Journal of Shoulder and Elbow Surgery
- Discipline: Surgery
- Language: English
- Edited by: John E. Kuhn MD

Publication details
- History: 1991–present
- Publisher: Elsevier
- Frequency: Monthly
- Impact factor: 3.019 (2020)

Standard abbreviations
- ISO 4: J. Shoulder Elb. Surg.
- NLM: J Shoulder Elbow Surg

Indexing
- CODEN: JSESBU
- ISSN: 1058-2746 (print) 1532-6500 (web)
- OCLC no.: 24252465

Links
- Journal homepage;

= Journal of Shoulder and Elbow Surgery =

The Journal of Shoulder and Elbow Surgery is a peer-reviewed medical journal covering orthopedic surgery related to the shoulder, elbow, and upper extremities. It is the official journal of multiple shoulder and elbow societies, including the American Shoulder and Elbow Surgeons, the European Society for Surgery of Shoulder and Elbow, the Japan Shoulder Society, the Shoulder and Elbow Society of Australia, the South American Shoulder and Elbow Society, the South African Shoulder and Elbow Surgeons, the Asian Shoulder Association, the Korean Shoulder and Elbow Society, the International Congress of Shoulder and Elbow Surgery, and the American Society of Shoulder and Elbow Therapists.

== History ==
The journal was established in January 1991, with Mosby, now an imprint of Elsevier, as the publisher. The founding editor-in-chief was Robert Cofield (Mayo Clinic). In 1997, Robert Neviaser (George Washington University Medical Center) took over as editor-in-chief. In 2008, Bill Mallon (Triangle Orthopaedic Associates, Durham, North Carolina) was named as the third editor-in-chief. John E (Jed) Kuhn was named as the fourth editor-in-chief in 2025. Originally the journal was published bimonthly. In 2010, it began publishing 8 issues per year, increased in 2012 to monthly.

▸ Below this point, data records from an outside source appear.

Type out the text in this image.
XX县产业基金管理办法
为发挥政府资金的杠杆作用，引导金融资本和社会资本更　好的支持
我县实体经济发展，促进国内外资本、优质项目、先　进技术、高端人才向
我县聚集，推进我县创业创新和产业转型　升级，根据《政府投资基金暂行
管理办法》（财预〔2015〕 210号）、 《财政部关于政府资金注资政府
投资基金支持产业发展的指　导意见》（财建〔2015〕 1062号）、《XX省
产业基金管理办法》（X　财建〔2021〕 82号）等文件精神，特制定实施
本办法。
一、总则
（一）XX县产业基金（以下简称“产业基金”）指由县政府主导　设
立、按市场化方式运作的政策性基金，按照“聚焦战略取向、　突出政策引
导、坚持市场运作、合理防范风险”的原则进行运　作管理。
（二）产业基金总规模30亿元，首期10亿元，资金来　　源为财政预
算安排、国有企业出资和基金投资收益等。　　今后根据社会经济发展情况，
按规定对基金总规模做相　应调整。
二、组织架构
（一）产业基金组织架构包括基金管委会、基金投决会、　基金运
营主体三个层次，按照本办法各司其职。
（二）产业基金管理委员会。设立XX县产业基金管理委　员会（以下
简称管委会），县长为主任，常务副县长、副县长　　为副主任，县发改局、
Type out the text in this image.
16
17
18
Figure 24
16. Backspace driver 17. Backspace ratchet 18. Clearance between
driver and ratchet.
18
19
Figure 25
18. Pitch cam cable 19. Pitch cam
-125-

== Abstracting and indexing ==
The journal is abstracted and indexed in PubMed, MEDLINE, EMBASE, and Scopus. According to the Journal Citation Reports, the journal has a 2014 impact factor of 2.289, ranking it 18th out of 72 journals in the category "Orthopedics", 17th out of 81 journals in the category "Sport Science", and 60th out of 198 journals in the category "Surgery".